Los cilicios de que usaba su Ilustrísima eran muchos, y teníalos cerrados con llave en la alacena del antepecho que había en el oratorio, donde tal vez los vi, olvidándose de la llave; entre ellos un corazón de hierro o acero, que pesaría como media arroba, con su cadenilla delgada para el cuello. Los ordinarios eran de cerdas y la cruz de yerro con puntas que traía al pecho debajo del escapulario de cerdas que también cogía las espaldas.

Dormía su Ilustrísima con estos cilicios y vestido siempre, como he dicho, y debía de ser muy poco, y esto en un rincón del oratorio, donde tenía fija la aldabilla en que afijaba el yerro largo del collar que se ponía para que le despejase. Y así pasaba casi todas las noches, con ejercicios de mortificación y penitencia y escribiendo tratados espirituales, que algunos se imprimieron con nombre de fray Juan de Jesús María.

Mudaba la ropa y los cilicios su Ilustrísima, de quince en quince días y, tal vez, pasaban más. Para esto, y para cuando tenía algún accidente de enfermedad, había cama con colchón y sábanas de estameña delgada con su frazada y sobrecama y cortinas de estameña frailega. En esta cama se recogía para mudarse y (como era menester espulgar la ropa ordinaria, que, por no hacerse muchas veces, me parece que fue la cosa de la mayor mortificación que padeció su Ilustrísima), hallándose aliviado, solía dormir algo más que quisiera y, en despertando, me decía: ¿Por qué no me despertaste? Satisfacíale con que me había dormido también.

Todos los días decía misa su Ilustrísima con grandísima devoción y lágrimas; y, en las ordinarias, se detenía poco más de media hora, siendo necesario siempre ponerle lienzo en el cíngulo para enjugar los ojos. Pero los días de las Pascuas y festividades grandes y las vacaciones, cuando se retiraba en casa o en alguna capilla de religiosos, tardaba en la misa más de tres horas, y, con tan grande don de lágrimas, que era menester mudarle los lienzos tres o cuatro veces, cuando dejaba caer los mojados y, no pocas, se quitó la casulla harto mojada por el pecho.

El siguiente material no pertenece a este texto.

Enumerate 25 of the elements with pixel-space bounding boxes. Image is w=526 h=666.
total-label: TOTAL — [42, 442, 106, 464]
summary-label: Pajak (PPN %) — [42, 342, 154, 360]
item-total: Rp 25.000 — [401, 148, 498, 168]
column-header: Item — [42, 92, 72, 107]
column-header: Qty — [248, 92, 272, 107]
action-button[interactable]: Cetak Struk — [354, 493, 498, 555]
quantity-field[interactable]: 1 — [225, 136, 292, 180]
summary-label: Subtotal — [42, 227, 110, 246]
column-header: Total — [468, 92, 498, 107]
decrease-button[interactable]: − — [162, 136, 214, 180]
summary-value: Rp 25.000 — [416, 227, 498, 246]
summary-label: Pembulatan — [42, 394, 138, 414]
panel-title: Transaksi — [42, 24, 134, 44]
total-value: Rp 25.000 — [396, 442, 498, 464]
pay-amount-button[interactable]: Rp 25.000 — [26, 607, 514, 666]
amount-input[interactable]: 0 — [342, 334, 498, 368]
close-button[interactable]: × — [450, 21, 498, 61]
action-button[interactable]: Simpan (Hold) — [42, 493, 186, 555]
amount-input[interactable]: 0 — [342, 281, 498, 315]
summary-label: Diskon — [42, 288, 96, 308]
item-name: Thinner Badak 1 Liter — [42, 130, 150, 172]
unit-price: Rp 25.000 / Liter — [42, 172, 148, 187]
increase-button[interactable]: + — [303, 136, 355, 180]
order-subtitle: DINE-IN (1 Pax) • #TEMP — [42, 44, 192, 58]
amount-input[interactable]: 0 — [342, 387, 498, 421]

Siendo obispo, siempre se confesaba su Ilustrísima para decir misa, para administrar los santos sacramentos, y para comulgar, cuando no podía decir misa por enfermo. Los días de fiesta, por la tarde, cuando no tenía puntual ocupación, se iba su Ilustrísima al convento de San Gil, de los religiosos Descalzos de San Francisco, trataba con sus confesores, que lo fue fray Diego de San José, varón de grande virtud y santidad y murió con mucha opinión de santo. Después se recogía su Ilustrísima en la tribunilla de la iglesia y estaba orando, hincado de rodillas, más de tres horas, y solía salir a más de las ocho de la noche. Las semanas santas de las cuaresmas se retiraba su Ilustrísima en este santo convento de san Gil, o en el convento de San Bernardino de la misma Religión algunos años; y en entrambos seguía la comunidad y sus santos ejercicios como si fuera profeso.

Cuando comencé a servir a su Ilustrísima y veía los rigores y aspereza de la vida que pasaba, confieso que nunca me pareció que pudiese vivir mucho tiempo, ni que yo podría tolerar el trabajo de asistirle; mas por lo que le tocaba a su Ilustrísima, cada día, con el trato y comunicación, es cierto que estaba más alegre y hermoso.

Los domingos visitaba su Ilustrísima los enfermos de los hospitales, a quienes consolaba mucho, regalándolos con algunos dulces y so¬corriéndolos con la limosna que podía, y cuando daban lugar los empeños con que volvió de la Jornada de Alemania. Y, cuando no había dinero, se daba a los pobres que iban a pedir en casa de las alhajas que habían quedado, cuando se fue a Valencia el marqués mi señor, su hermano. Tal vez faltaba con qué socorrer los pobres, y, siendo cierto que lo que más estimaba su Ilustrísima eran los libros, porque se estaba comenzando a hacer la librería, me decía que no saliesen los pobres desconsolados, aunque fuera menester darles de los libros.

El deseo de hacer limosnas fue siempre creciendo en su Ilustrísima y así, nunca se vio desempeñado, antes cada día se empeñaba más, principalmente desde que aceptó este obispado. Y aquí se puede ponderar que, siendo su Ilustrísima Obispo de la Puebla y Visitador general de este Reino, decía misas por la pitanza ordinaria para dar aquello más a los pobres.